Update: It might be bad to use Data::Dumper to show output, because Dumper uses its own encoding. Well, a difference in the result from Dumper shows that anything is treated differently here. It might be better to describe the backend as Brad mentioned:
The json string gets printed using Template-Toolkit and then gets assigned to a javascript variable for further use. The correct javascript shows something like this
{
"title" : "Geändert",
},
using the new module i get
{
"title" : "Geändert",
},
The target page is in 8859-1 (latin1).
Any suggestions?
\x{fc} is ü, at least in Latin-1, Latin-9 etc. Also, ü is codepoint U+00FC in Unicode. However, we want UTF-8 (I suppose). The easiest solution to get UTF-8 string literals is to save your Perl source code with this encoding, and put a use utf8; at the top of your script.
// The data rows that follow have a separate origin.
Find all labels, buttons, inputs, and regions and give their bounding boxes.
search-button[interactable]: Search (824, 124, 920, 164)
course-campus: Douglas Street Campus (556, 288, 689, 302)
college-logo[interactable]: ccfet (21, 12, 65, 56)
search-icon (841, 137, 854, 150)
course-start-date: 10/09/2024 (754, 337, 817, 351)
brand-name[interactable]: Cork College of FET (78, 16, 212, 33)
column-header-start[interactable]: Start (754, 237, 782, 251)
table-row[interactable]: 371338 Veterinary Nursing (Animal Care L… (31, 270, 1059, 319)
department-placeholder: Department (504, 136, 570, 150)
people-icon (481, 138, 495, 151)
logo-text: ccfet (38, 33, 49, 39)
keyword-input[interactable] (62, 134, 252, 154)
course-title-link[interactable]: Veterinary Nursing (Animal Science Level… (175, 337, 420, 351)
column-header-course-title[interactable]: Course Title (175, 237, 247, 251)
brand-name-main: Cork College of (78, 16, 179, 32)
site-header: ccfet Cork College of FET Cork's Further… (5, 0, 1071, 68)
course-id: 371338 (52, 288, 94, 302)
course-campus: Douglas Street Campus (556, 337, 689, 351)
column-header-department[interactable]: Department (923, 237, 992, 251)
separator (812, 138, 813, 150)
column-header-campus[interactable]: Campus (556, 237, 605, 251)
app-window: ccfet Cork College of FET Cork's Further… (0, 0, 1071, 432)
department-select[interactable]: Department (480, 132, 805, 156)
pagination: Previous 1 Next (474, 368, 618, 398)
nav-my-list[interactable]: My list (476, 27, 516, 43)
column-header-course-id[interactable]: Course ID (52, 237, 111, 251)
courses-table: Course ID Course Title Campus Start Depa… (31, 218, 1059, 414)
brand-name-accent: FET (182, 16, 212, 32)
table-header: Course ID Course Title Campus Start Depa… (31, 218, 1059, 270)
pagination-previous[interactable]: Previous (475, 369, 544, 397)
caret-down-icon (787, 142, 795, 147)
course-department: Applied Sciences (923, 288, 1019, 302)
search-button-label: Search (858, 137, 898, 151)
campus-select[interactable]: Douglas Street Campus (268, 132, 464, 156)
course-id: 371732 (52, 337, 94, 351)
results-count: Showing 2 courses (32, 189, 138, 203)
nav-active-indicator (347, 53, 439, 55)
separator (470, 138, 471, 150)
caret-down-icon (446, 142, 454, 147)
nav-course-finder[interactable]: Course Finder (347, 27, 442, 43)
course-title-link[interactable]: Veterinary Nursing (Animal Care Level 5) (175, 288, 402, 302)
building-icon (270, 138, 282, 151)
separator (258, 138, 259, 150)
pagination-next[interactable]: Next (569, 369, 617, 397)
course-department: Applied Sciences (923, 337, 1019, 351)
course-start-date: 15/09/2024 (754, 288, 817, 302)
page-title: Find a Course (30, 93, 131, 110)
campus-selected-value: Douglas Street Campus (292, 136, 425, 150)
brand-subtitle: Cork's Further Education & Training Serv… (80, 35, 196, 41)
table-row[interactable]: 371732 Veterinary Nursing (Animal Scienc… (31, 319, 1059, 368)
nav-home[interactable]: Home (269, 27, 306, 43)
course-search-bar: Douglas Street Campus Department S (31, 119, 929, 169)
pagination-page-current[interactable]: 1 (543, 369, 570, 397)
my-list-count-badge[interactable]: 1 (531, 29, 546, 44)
Then, encoding the string as JSON yields correct output:
use strict; use warnings; use utf8;
use Data::Dumper; use JSON;
print Dumper encode_json {fields => "nicht überrascht"};
The encode_json assumes UTF-8. Read the documentation for more info.
Output:
$VAR1 = '{"fields":"nicht überrascht"}';
(JSON module version: 2.53)
my $json_text = to_json($data);
is short for
my $json_text = JSON->new->encode($data);
This returns a string of Unicode Code Points. U+00FC is indeed the correct Unicode code point for "ü", so the output is correct. (As proof, the HTML source for that is actually "ü".)
It's hard to tell what your original output actually contained (since you showed non-ASCII characters), so it's hard to determine what your problem is actually.
But one thing you must do before outputing the string is to convert it from a string of code points into bytes, say, by using Encode's encode or encode_utf8.
my $json_cp1252 = encode('cp1252', to_json($data));
my $json_utf8 = encode_utf8(to_json($data));
If the appropriate encoding is UTF-8, you can also use any of the following:
my $json_utf8 = to_json($data, { utf8 => 1 });
my $json_utf8 = encode_json($data);
my $json_utf8 = JSON->new->utf8->encode($data);
Use encode_json instead. According to the manual it converts the given Perl data structure to a UTF-8 encoded, binary string.
Regarding your update: If you actually want to produce JSON in Latin1 (ISO-8859-1), you can try:
to_json($test, { latin1 => 1 })
Or
JSON->new->latin1->encode($test)
Note that if you dump the result, getting \x{fc} for ü is correct in this case. I guess that the root of your problem is that you receive text in Perl's UTF-8 format from somewhere. In this case, the latin1 option of the JSON module is needed.
You can also try to use ascii instead of latin1 as the safest option.
Another solution might be to specify an output encoding for Template-Toolkit. I don't know if that's possible. Or, you could encode your result as Latin1 in the final step before sending it to the client.
Strictly-speaking, Latin-1-encoded JSON is not valid JSON. The JSON spec allows UTF-8, UTF-16 or UTF-32 encodings.
If you want to be standards-compliant or you want to ensure your JSON will be compatible with both your current pages and future UTF-8-based pages, you need to use JSON->new->utf8->encode($str). Being strict about generated valid JSON could save you lots of headaches in the future.
You can translate UTF-8 JSON to Latin-1 using client-side Javascript if you need to, using this trick.
The ascii option also produces valid JSON, by escaping any non-ASCII characters using valid JSON unicode escapes. But the latin1 option does not, and therefore should be avoided IMHO. The utf8(0) option should be avoided too unless you specify an encoding when writing the data out to clients: utf8(0) is subtly different from the utf8 option in that it generates Perl character strings instead of byte strings. If you do any I/O using character strings without specifying an encoding, Perl will translate it on-the-fly back to Latin-1. The utf8 option generates raw UTF-8 bytes, which are perfect for doing raw I/O.